Lend Lease Tomahawk Mk Ii

Unit Card:


Set - Number

Angels 20 - 20/31


The Curtiss P40 Warhawk was an all-metal single seat fighter that first flew in 1938. Twenty-eight different nations used the P40 Warhawk during WWII, and it was the third most-produced US fighter. The lack of a two-stage supercharger limited its performance at high altitude. Its most significant roles occurred in North Africa, China, and the Southwest Pacific, where performance at high altitude combat was less frequent and not necessary. Its war reputation during the war was mediocre, but more recent evaluations of its performance suggest that although it sometimes suffered severe losses, it also inflicted considerable losses on the enemy. The P40 had the reputation of possessing more maneuverability at high speed rather than low speeds, and at higher speeds had excellent turning ability, among the highest in the war. Early variants were not very fast and climbing performance was poor to mediocre.


The P40 has a base speed of 2-4, but its high speed is limited to 5. While it won’t escape an enemy with its speed, the basic speed range is comparable to most of the better craft in the game. The gunnery score is among the most lethal in the game, with a 7-5-3. Opponents must always be careful when your P40s are on the map. It also receives the splendid 4-7-3 defensive. It will never be easy to bring a P40 down, since the opponent must bring pilot and/or diving bonuses with a decent gunnery score at a good angle just to damage the target.
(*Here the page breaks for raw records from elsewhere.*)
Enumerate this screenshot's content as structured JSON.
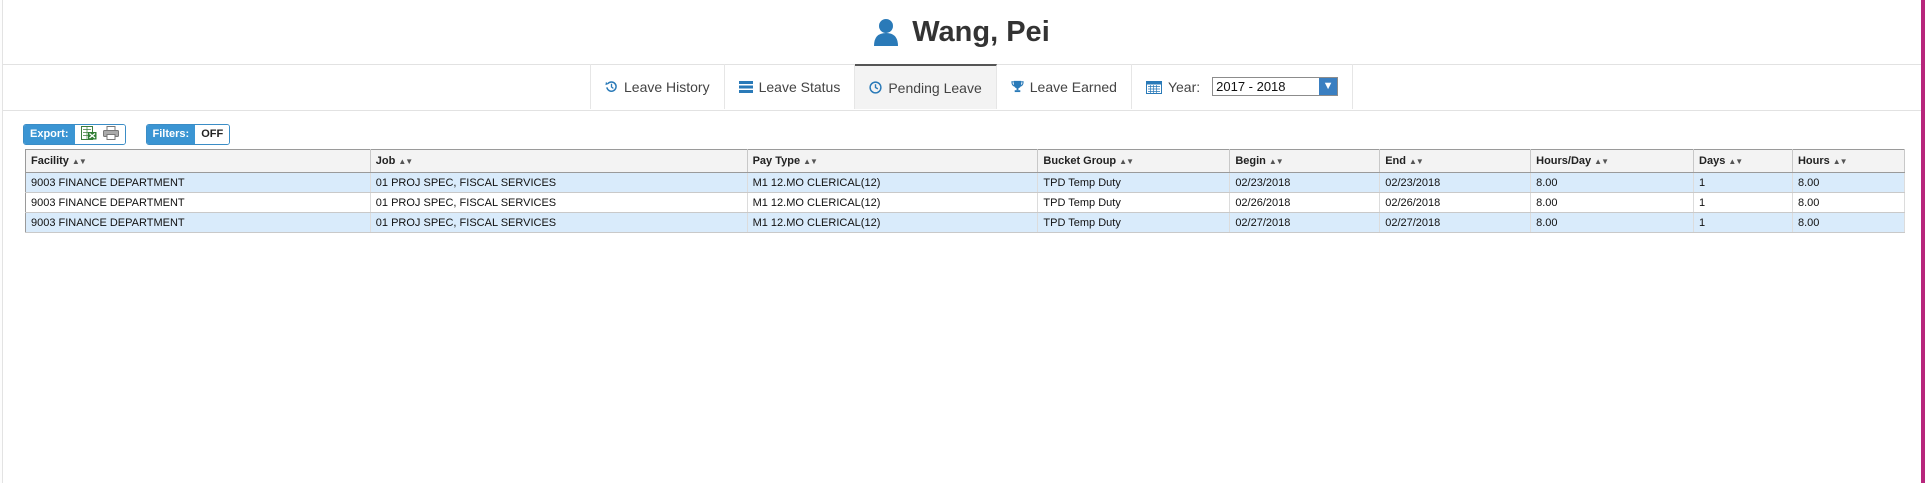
{
  "header": {
    "name": "Wang, Pei",
    "icon": "user-icon"
  },
  "tabs": [
    {
      "label": "Leave History",
      "icon": "history-icon"
    },
    {
      "label": "Leave Status",
      "icon": "list-icon"
    },
    {
      "label": "Pending Leave",
      "icon": "clock-icon",
      "active": true
    },
    {
      "label": "Leave Earned",
      "icon": "trophy-icon"
    }
  ],
  "year": {
    "label": "Year:",
    "value": "2017 - 2018",
    "icon": "calendar-icon"
  },
  "toolbar": {
    "export_label": "Export:",
    "filters_label": "Filters:",
    "filters_value": "OFF"
  },
  "table": {
    "columns": [
      "Facility",
      "Job",
      "Pay Type",
      "Bucket Group",
      "Begin",
      "End",
      "Hours/Day",
      "Days",
      "Hours"
    ],
    "rows": [
      [
        "9003 FINANCE DEPARTMENT",
        "01 PROJ SPEC, FISCAL SERVICES",
        "M1 12.MO CLERICAL(12)",
        "TPD Temp Duty",
        "02/23/2018",
        "02/23/2018",
        "8.00",
        "1",
        "8.00"
      ],
      [
        "9003 FINANCE DEPARTMENT",
        "01 PROJ SPEC, FISCAL SERVICES",
        "M1 12.MO CLERICAL(12)",
        "TPD Temp Duty",
        "02/26/2018",
        "02/26/2018",
        "8.00",
        "1",
        "8.00"
      ],
      [
        "9003 FINANCE DEPARTMENT",
        "01 PROJ SPEC, FISCAL SERVICES",
        "M1 12.MO CLERICAL(12)",
        "TPD Temp Duty",
        "02/27/2018",
        "02/27/2018",
        "8.00",
        "1",
        "8.00"
      ]
    ]
  },
  "colors": {
    "accent": "#3b95d3",
    "row_highlight": "#d9ebfb",
    "icon_blue": "#2a7ab8"
  }
}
The basic maneuvering line is 4-5-3-6. The P40 cannot climb very well at all, so you should avoid playing a vertical game, although you can always set climbing status if you’re sure that no one can touch your P40 on this turn, and you can always climb if you don’t have any other difficult maneuver worth doing. The P40 also rolls very well, which again helps it swing around quickly with a Split-S maneuver. Turning is a respectable four, so you can at least try it when necessary. The P40 receives a 6 in diving, though since it doesn’t climb very well, I’d think of the dive more as a defensive maneuver against an enemy on your six. The Fast Dive SA helps you pull away from the enemy without forcing you to go to high speed. An extra first turn movement followed by a speed four move might very well break a tailing enemy and allow you to reposition for a later turn in the fight. The Tomahawk adds the Redline ability. Once per game, you have the chance to reroll a maneuver check, but if you fail, you take a -2 on all maneuver checks for the rest of the game. This is probably best with a Roll, or a Climb on which you’ve set Climbing status. It is an exceptionally bad idea on a high speed maneuver check unless you’re on the last turn of the game and must make that maneuver check or lose.
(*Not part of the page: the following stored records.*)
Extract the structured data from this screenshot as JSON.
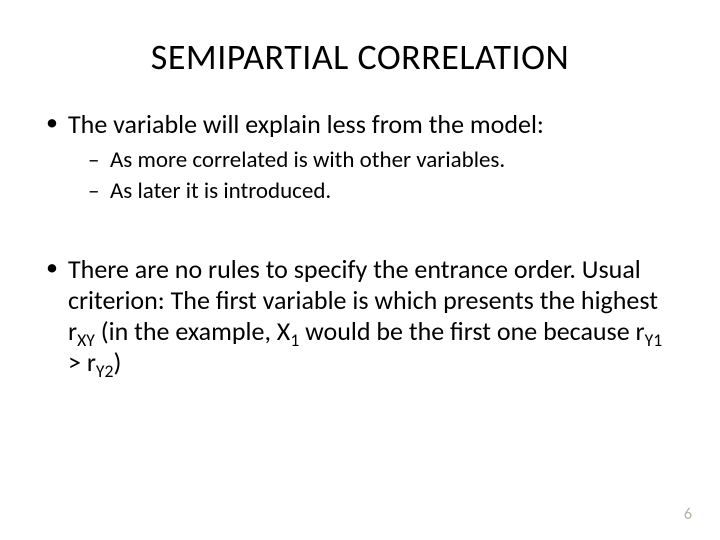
{
  "title": "SEMIPARTIAL CORRELATION",
  "bullets": {
    "b1": "The variable will explain less from the model:",
    "b1a": "As more correlated is with other variables.",
    "b1b": "As later it is introduced.",
    "b2_pre": "There are no rules to specify the entrance order. Usual criterion: The first variable is which presents the highest r",
    "b2_sub1": "XY",
    "b2_mid1": " (in the example, X",
    "b2_sub2": "1",
    "b2_mid2": " would be the first one because r",
    "b2_sub3": "Y1",
    "b2_mid3": " > r",
    "b2_sub4": "Y2",
    "b2_end": ")"
  },
  "page_number": "6"
}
Flight Builds and Tactics: The Lend-Lease Tomahawk can fit into a number of Soviet builds, providing a very sturdy fighter that can move early in your move sequence, draw fire with its sturdy four armor, only to switch rolls on a subsequent turn when it can swing around onto an enemy’s tail and deliver its deadly seven dice attack. In larger point Soviet builds, a mix of Tomahawks and Guards Yak-1 make effective use of the points without creating an inordinately large number of planes on the map. At 110 points, you can fly a pair of Tomahawks and a Guards Yak-1, while at 150 points, two Tomahawks and two Guards Yak-1 are fairly effective. The Tomahawk has the option to trade off movement order with the other planes depending upon the situation on the map, though four armor makes it an easier choice to move first on the first turn of the game.